Avec une grimace, je me remis difficilement debout. Il esquissa un geste pour m'aider mais je l'interrompis sèchement.
- N'y pense même pas.
Je m'adossai au mur pour aider mes jambes chancelantes, la respiration encore saccadée.
- Tu voulais savoir ? Tu vas savoir.
Je repris difficilement mon souffle sous le regard intense de Drago.
- Le jour où Psycho-Matt était supposé te tuer, nous sommes allés dans une bibliothèque et tu m'as demandé de partir, tu te souviens ?
Il hocha la tête et je repris :
- Je ne t'ai pas écouté. Tu…tu ne pouvais pas mourir, tu comprends ? Alors je suis allée à la rencontre de Duncan. Et nous avons fait un marché qui a été scellé par ce Serment Inviolable.
Je m'interrompis, reprenant mon souffle à travers les douleurs lancinantes qui parcouraient mon corps.
- Les enjeux étaient qu'il ne pouvait pas vous tuer, toi et Harry à la condition que je lui livre Naomi Adams et que je n'entre plus en contact avec toi.
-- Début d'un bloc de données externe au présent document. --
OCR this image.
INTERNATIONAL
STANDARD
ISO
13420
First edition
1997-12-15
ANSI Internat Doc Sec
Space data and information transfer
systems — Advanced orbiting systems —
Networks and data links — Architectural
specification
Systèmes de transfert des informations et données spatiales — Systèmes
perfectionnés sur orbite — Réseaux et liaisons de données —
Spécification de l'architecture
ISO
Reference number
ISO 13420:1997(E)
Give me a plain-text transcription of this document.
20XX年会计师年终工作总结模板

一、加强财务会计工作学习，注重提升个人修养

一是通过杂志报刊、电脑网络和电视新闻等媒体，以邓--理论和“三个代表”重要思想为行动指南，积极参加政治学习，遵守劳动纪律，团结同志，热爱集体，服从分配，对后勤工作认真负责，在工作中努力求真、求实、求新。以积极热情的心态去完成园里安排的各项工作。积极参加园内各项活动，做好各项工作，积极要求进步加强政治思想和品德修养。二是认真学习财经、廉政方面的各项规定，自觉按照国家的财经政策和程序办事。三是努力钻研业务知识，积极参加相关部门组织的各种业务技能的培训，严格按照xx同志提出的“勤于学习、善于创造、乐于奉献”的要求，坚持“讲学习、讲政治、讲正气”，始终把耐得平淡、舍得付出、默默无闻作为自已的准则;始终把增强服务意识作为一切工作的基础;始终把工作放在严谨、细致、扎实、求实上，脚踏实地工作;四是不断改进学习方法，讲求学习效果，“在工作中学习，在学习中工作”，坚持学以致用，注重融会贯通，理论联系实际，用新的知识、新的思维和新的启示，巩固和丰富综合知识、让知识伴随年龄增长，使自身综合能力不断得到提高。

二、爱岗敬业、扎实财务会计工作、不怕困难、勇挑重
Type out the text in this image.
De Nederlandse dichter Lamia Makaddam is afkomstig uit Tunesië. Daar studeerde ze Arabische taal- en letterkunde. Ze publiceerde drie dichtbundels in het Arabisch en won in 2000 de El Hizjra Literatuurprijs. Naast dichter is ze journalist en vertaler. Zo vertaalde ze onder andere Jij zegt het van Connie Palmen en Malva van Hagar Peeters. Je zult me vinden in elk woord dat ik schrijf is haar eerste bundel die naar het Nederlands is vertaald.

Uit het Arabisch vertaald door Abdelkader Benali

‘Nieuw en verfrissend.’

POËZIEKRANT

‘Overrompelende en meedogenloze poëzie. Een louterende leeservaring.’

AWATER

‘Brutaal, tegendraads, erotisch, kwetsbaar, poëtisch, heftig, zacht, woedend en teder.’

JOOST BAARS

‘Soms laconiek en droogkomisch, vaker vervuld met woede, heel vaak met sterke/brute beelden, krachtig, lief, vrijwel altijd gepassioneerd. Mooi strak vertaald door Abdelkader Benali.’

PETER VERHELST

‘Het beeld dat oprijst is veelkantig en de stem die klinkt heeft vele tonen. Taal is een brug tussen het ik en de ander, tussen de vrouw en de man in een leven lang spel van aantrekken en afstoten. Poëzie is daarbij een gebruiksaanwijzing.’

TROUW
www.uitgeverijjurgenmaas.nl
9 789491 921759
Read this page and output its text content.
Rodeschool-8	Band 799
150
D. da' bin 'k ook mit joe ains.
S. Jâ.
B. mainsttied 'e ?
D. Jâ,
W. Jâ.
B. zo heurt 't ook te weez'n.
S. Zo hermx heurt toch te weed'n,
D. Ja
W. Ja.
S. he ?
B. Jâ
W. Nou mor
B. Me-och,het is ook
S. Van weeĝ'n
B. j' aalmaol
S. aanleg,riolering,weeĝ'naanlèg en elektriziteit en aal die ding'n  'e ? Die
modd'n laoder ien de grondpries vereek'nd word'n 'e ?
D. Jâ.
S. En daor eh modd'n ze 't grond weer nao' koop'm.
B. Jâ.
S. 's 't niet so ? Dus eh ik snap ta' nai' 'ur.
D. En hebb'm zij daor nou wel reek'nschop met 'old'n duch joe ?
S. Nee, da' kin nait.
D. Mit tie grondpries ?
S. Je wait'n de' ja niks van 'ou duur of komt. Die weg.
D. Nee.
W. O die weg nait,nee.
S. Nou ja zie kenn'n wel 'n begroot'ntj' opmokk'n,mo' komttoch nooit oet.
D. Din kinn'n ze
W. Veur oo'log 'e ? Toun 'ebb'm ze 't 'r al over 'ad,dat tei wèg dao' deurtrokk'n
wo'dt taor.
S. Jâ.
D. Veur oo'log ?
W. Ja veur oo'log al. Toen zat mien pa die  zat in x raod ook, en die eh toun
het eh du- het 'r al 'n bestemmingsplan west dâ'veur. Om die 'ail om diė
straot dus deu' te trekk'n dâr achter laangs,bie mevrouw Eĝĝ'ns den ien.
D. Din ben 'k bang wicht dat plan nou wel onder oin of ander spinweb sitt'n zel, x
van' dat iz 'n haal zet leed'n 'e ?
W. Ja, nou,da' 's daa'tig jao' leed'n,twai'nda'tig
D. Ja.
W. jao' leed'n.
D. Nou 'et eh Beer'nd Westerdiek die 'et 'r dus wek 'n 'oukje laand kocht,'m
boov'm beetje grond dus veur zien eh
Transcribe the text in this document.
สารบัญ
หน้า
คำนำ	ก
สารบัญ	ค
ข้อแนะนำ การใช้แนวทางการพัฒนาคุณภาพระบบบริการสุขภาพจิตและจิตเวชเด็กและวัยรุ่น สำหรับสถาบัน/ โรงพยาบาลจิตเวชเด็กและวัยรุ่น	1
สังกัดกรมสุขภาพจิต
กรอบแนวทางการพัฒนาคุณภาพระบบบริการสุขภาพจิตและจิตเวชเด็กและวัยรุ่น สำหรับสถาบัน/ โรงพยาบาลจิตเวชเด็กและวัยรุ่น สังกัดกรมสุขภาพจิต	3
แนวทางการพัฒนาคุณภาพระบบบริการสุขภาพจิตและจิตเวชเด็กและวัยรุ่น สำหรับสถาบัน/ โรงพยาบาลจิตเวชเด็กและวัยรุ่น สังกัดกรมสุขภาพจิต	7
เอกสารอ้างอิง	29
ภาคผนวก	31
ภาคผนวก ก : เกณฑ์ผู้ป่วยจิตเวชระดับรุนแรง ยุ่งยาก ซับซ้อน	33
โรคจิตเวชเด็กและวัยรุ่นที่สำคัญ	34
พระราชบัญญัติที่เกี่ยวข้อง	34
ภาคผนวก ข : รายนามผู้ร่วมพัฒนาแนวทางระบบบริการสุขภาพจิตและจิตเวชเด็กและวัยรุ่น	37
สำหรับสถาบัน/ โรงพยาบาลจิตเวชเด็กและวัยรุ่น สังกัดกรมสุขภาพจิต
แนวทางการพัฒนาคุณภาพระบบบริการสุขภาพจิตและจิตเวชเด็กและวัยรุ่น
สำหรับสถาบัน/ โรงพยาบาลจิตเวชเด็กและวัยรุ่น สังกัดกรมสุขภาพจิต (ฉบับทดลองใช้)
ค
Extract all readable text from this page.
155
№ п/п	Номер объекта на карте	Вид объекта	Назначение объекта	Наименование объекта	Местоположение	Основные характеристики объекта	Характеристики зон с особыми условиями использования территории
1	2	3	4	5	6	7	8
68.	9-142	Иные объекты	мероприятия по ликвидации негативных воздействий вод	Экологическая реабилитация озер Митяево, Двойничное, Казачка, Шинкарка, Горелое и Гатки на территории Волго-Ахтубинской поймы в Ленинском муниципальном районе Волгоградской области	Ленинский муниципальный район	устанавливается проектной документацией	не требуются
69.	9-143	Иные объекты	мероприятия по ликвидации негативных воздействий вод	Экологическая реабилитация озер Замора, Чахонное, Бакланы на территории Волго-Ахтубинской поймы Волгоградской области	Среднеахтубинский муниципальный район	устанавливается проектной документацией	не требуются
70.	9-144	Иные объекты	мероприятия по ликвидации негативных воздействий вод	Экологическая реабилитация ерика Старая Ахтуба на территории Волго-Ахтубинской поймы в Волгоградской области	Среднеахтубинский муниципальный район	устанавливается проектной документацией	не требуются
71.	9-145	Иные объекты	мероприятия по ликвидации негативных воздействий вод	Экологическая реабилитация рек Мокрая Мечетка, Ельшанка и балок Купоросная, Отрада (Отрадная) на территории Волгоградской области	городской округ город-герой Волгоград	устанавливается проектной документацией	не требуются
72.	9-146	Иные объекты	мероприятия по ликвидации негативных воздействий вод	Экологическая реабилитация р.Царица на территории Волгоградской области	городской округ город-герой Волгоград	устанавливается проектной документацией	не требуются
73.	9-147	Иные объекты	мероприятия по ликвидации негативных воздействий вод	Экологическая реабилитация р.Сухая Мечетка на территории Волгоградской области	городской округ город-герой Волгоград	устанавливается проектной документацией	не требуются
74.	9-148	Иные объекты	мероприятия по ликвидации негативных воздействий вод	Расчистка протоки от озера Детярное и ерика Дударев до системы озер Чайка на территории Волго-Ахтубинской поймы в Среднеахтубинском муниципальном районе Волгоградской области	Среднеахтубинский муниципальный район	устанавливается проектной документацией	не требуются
Littéralement.
Il ne réagit pas à la nouvelle. Ou peut-être était-il trop contrarié pour dire quoi que ce soit. Je n'en savais rien. Son visage n'était redevenu qu'un masque inexpressif. Je m'efforçai de continuer, la gorge nouée.
- J'ai appris seulement après que Naomi Adams s'était suicidée. Mais ça ne changeait rien à l'issu de son sort puisque PM avait pour but de la tuer. Toi et Harry restaient donc intouchables. Quant à moi, je me suis rendue compte qu'il était inutile de me voiler la face. Duncan avait du nous entendre dans la bibliothèque et savait que nous étions des âmes sœurs. J'ai vraiment pris conscience de ce qu'impliquait ce Serment lorsque tu es venu chez moi et que tu m'as touché.
J'arrêtai là mon histoire. Le reste était connu de tous. Les jambes encore flageolantes, je m'affaissai de quelques centimètres le long du mur. Les yeux rivés sur mes pieds, je ne pouvais décidemment pas affronter le regard anthracite de Drago. Merlin seul savait ce que j'y trouverais et tout portait à croire que ses pupilles étaient encore plus sombres qu'à l'accoutumé. Le silence plombait l'atmosphère d'un air lourd, difficilement respirable. Plus les secondes s'égrenaient, plus j'avais la terrible impression de suffoquer, écrasant mes poumons à chaque inspiration d'un poids supplémentaire.
- J'aurais du savoir que tu ne partirais pas. Tu es bien trop têtue et bornée pour suivre un quelconque ordre.
Je relevai vivement la tête, mes yeux aimantés vers les siens.
- Foutu courage des Gryffondors, hein ?
J'eus un petit rire étouffé par un sanglot.
- Est-ce qu'il serait possible, une fois, que tu évites de sauver la terre entière ? Je t'apprendrais un jour comment fuir face au danger. Il semblerait que c'est un sujet que tu ne maîtrises pas tout à fait. Je sais que c'est dans ta nature, mais s'il te plait, arrête de toujours vouloir voler au secours tout le monde.
- Je suis tellement désolée, Drago…
Il étira un triste sourire en coin, me couvant d'un regard à la fois las et attendri. Quelque part, dans une des pièces environnante, une horloge émettait un tic tac régulier.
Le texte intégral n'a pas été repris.